Mr. Akhannouch: Thank you for having me. It’s crucial to highlight that Morocco’s energy imports valued at MAD 85.7 billion, have decreased by almost 6% as of September 2024. this reduction primarily stems from a decline in coal demand and a decrease in supplies of petroleum gas and hydrocarbons.This shift not only signals a transformation in our energy consumption patterns but also reflects a broader commitment to sustainability as we seek to diversify our energy sources.
Editor: That’s quite enlightening.coudl you elaborate on the changes in the import of raw products and what those figures suggest about the Moroccan economy?
Mr.Akhannouch: Certainly. The total value of raw product imports has reached MAD 23.9 billion, reflecting a downturn of approximately 3.5%. Specifically, oil imports decreased by about 1.5 billion dirhams, indicating reduced dependency. However, it’s interesting to note that imports of finished consumer products have surged by 6.6%,totaling around 128 billion dirhams. This indicates a robust consumer demand amid a recovering economy, emphasizing that our citizens are more actively engaging with available products.
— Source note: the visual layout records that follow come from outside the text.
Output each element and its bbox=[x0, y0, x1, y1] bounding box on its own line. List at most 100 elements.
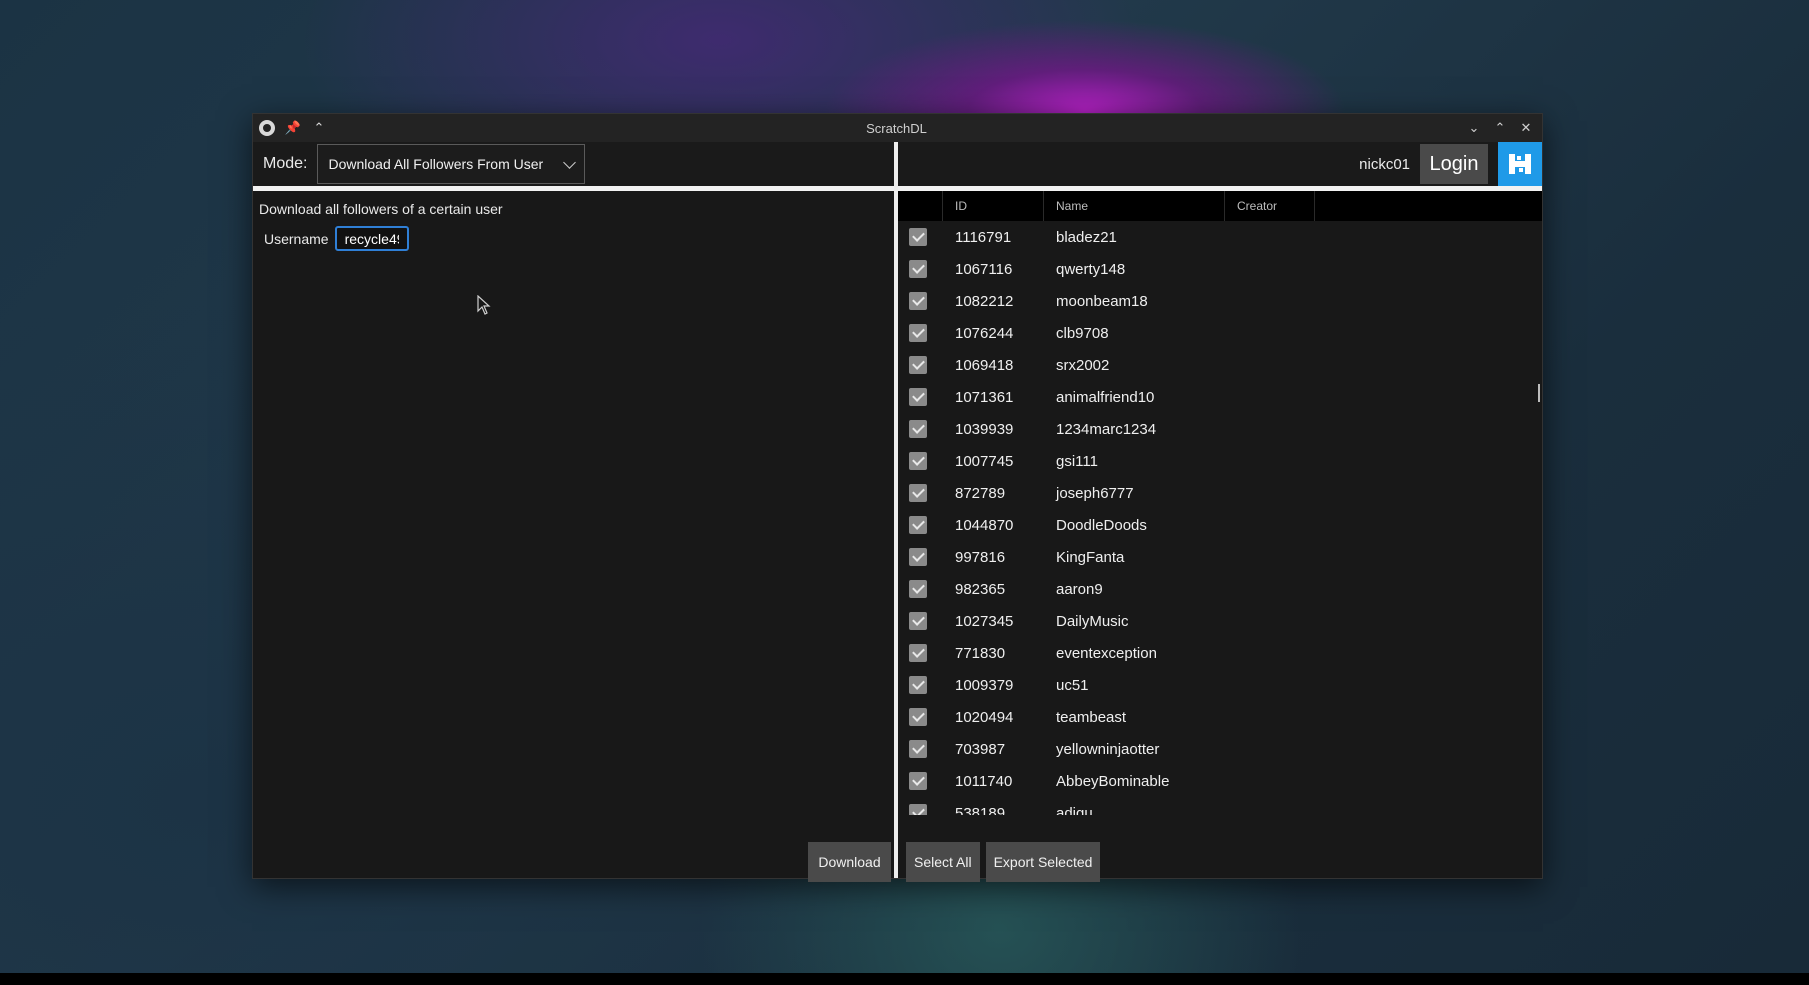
row-checkbox[interactable] bbox=[909, 228, 927, 246]
row-id: 1020494 bbox=[955, 708, 1014, 726]
row-checkbox[interactable] bbox=[909, 676, 927, 694]
table-row[interactable]: 1007745 gsi111 bbox=[898, 445, 1542, 477]
app-window: 📌 ⌃ ScratchDL ⌄ ⌃ ✕ Mode: Download All F… bbox=[252, 113, 1543, 882]
maximize-button[interactable]: ⌃ bbox=[1492, 120, 1508, 136]
row-name: DailyMusic bbox=[1056, 612, 1129, 630]
table-row[interactable]: 1027345 DailyMusic bbox=[898, 605, 1542, 637]
row-id: 1067116 bbox=[955, 260, 1013, 278]
scrollbar-thumb[interactable] bbox=[1538, 384, 1540, 402]
row-checkbox[interactable] bbox=[909, 612, 927, 630]
row-checkbox[interactable] bbox=[909, 388, 927, 406]
table-row[interactable]: 1071361 animalfriend10 bbox=[898, 381, 1542, 413]
row-checkbox[interactable] bbox=[909, 484, 927, 502]
left-panel: Mode: Download All Followers From User D… bbox=[253, 142, 894, 882]
mode-description: Download all followers of a certain user bbox=[259, 201, 503, 217]
mouse-cursor-icon bbox=[477, 295, 491, 315]
screen-bottom-edge bbox=[0, 973, 1809, 985]
table-row[interactable]: 982365 aaron9 bbox=[898, 573, 1542, 605]
row-checkbox[interactable] bbox=[909, 644, 927, 662]
title-bar: 📌 ⌃ ScratchDL ⌄ ⌃ ✕ bbox=[253, 114, 1542, 142]
row-checkbox[interactable] bbox=[909, 420, 927, 438]
row-name: AbbeyBominable bbox=[1056, 772, 1170, 790]
row-name: 1234marc1234 bbox=[1056, 420, 1157, 438]
export-selected-button[interactable]: Export Selected bbox=[985, 842, 1101, 882]
row-checkbox[interactable] bbox=[909, 292, 927, 310]
app-brand-icon[interactable] bbox=[1498, 142, 1542, 186]
row-id: 1039939 bbox=[955, 420, 1014, 438]
row-name: aaron9 bbox=[1056, 580, 1103, 598]
row-checkbox[interactable] bbox=[909, 708, 927, 726]
row-checkbox[interactable] bbox=[909, 580, 927, 598]
app-logo-icon bbox=[259, 120, 275, 136]
row-name: adiqu bbox=[1056, 804, 1093, 816]
row-checkbox[interactable] bbox=[909, 324, 927, 342]
row-name: qwerty148 bbox=[1056, 260, 1126, 278]
select-all-button[interactable]: Select All bbox=[906, 842, 980, 882]
table-row[interactable]: 1082212 moonbeam18 bbox=[898, 285, 1542, 317]
row-name: srx2002 bbox=[1056, 356, 1110, 374]
row-checkbox[interactable] bbox=[909, 740, 927, 758]
row-checkbox[interactable] bbox=[909, 356, 927, 374]
keep-above-icon[interactable]: ⌃ bbox=[311, 120, 327, 136]
column-header-creator[interactable]: Creator bbox=[1225, 191, 1315, 221]
table-row[interactable]: 1011740 AbbeyBominable bbox=[898, 765, 1542, 797]
row-checkbox[interactable] bbox=[909, 772, 927, 790]
table-row[interactable]: 1116791 bladez21 bbox=[898, 221, 1542, 253]
username-label: Username bbox=[264, 230, 329, 247]
table-row[interactable]: 997816 KingFanta bbox=[898, 541, 1542, 573]
row-name: DoodleDoods bbox=[1056, 516, 1147, 534]
table-row[interactable]: 538189 adiqu bbox=[898, 797, 1542, 815]
account-username: nickc01 bbox=[1359, 155, 1410, 173]
row-id: 1082212 bbox=[955, 292, 1014, 310]
table-row[interactable]: 1067116 qwerty148 bbox=[898, 253, 1542, 285]
row-id: 982365 bbox=[955, 580, 1006, 598]
username-input[interactable] bbox=[334, 226, 409, 251]
row-id: 538189 bbox=[955, 804, 1006, 816]
row-name: yellowninjaotter bbox=[1056, 740, 1160, 758]
pin-icon[interactable]: 📌 bbox=[285, 120, 301, 136]
mode-selected-value: Download All Followers From User bbox=[328, 156, 544, 172]
row-id: 1071361 bbox=[955, 388, 1014, 406]
row-id: 703987 bbox=[955, 740, 1006, 758]
minimize-button[interactable]: ⌄ bbox=[1466, 120, 1482, 136]
row-name: moonbeam18 bbox=[1056, 292, 1148, 310]
row-id: 1069418 bbox=[955, 356, 1014, 374]
row-id: 872789 bbox=[955, 484, 1006, 502]
column-header-name[interactable]: Name bbox=[1044, 191, 1225, 221]
table-row[interactable]: 1039939 1234marc1234 bbox=[898, 413, 1542, 445]
row-id: 771830 bbox=[955, 644, 1006, 662]
column-header-select[interactable] bbox=[898, 191, 943, 221]
close-button[interactable]: ✕ bbox=[1518, 120, 1534, 136]
row-checkbox[interactable] bbox=[909, 452, 927, 470]
table-row[interactable]: 1009379 uc51 bbox=[898, 669, 1542, 701]
row-name: teambeast bbox=[1056, 708, 1127, 726]
row-checkbox[interactable] bbox=[909, 548, 927, 566]
row-id: 1011740 bbox=[955, 772, 1013, 790]
table-row[interactable]: 872789 joseph6777 bbox=[898, 477, 1542, 509]
row-id: 1027345 bbox=[955, 612, 1014, 630]
row-name: joseph6777 bbox=[1056, 484, 1134, 502]
table-row[interactable]: 1069418 srx2002 bbox=[898, 349, 1542, 381]
table-row[interactable]: 1076244 clb9708 bbox=[898, 317, 1542, 349]
column-header-id[interactable]: ID bbox=[943, 191, 1044, 221]
table-row[interactable]: 703987 yellowninjaotter bbox=[898, 733, 1542, 765]
row-checkbox[interactable] bbox=[909, 516, 927, 534]
row-name: gsi111 bbox=[1056, 452, 1098, 470]
row-name: uc51 bbox=[1056, 676, 1089, 694]
row-checkbox[interactable] bbox=[909, 260, 927, 278]
row-name: clb9708 bbox=[1056, 324, 1109, 342]
table-header: ID Name Creator bbox=[898, 191, 1542, 221]
row-checkbox[interactable] bbox=[909, 804, 927, 815]
row-id: 1009379 bbox=[955, 676, 1014, 694]
row-name: animalfriend10 bbox=[1056, 388, 1155, 406]
row-name: bladez21 bbox=[1056, 228, 1117, 246]
login-button[interactable]: Login bbox=[1420, 144, 1488, 184]
download-button[interactable]: Download bbox=[808, 842, 891, 882]
row-id: 997816 bbox=[955, 548, 1006, 566]
mode-dropdown[interactable]: Download All Followers From User bbox=[317, 144, 586, 184]
row-id: 1044870 bbox=[955, 516, 1014, 534]
table-row[interactable]: 771830 eventexception bbox=[898, 637, 1542, 669]
table-row[interactable]: 1044870 DoodleDoods bbox=[898, 509, 1542, 541]
results-table-body: 1116791 bladez21 1067116 qwerty148 1082212 mo… bbox=[898, 221, 1542, 815]
table-row[interactable]: 1020494 teambeast bbox=[898, 701, 1542, 733]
Editor: The increase in imports of certain consumer products is notable. Could you share more about the industries driving this growth?
Mr. Akhannouch: Absolutely. The increase in imports is fundamentally led by a remarkable rise in car parts imports at 6.1%, alongside a 16.6% jump in medicines and pharmaceutical products. This suggests a growing automotive sector and healthcare needs. Moreover, semi-finished products imports have risen by around 120 billion dirhams, which correlates with price hikes in chemical, steel, and plastic materials. These trends signal both rising consumption and an adaptation to economic recovery.
Editor: Some may wonder, how does the government plan to sustain these positive trade dynamics?
Mr. Akhannouch: We are focused on promoting national exports and orienting our economic policies towards both financial and commercial sustainability. The increase in our merchandise coverage rate from 57.8% in 2019 to around 60% by September 2024 showcases our commitment to bolstering the trade balance. We aim to strengthen local industries which will ultimately benefit the foreign trade sector,leading to more balanced economic growth.
Editor: For readers, what practical advice can you provide to Moroccan businesses looking to optimize their role in this evolving foreign trade landscape?
Mr. Akhannouch: I encourage businesses to focus on innovation and quality to enhance their export capabilities. Leveraging technology can streamline production processes and improve competitiveness in the global market. furthermore, forging partnerships with international firms will help in gaining access to new markets. Lastly, staying informed about global trade trends and adapting to consumer preferences can provide a meaningful edge in this dynamic habitat.
Editor: Thank you, Mr. Akhannouch, for your insightful responses.It’s evident that while challenges remain, Morocco is making strides in its foreign trade sector that can foster economic growth.
Mr. Akhannouch: Thank you for the opportunity.Together, with all sectors working in harmony, I am optimistic about the future of Morocco’s economy and foreign trade landscape.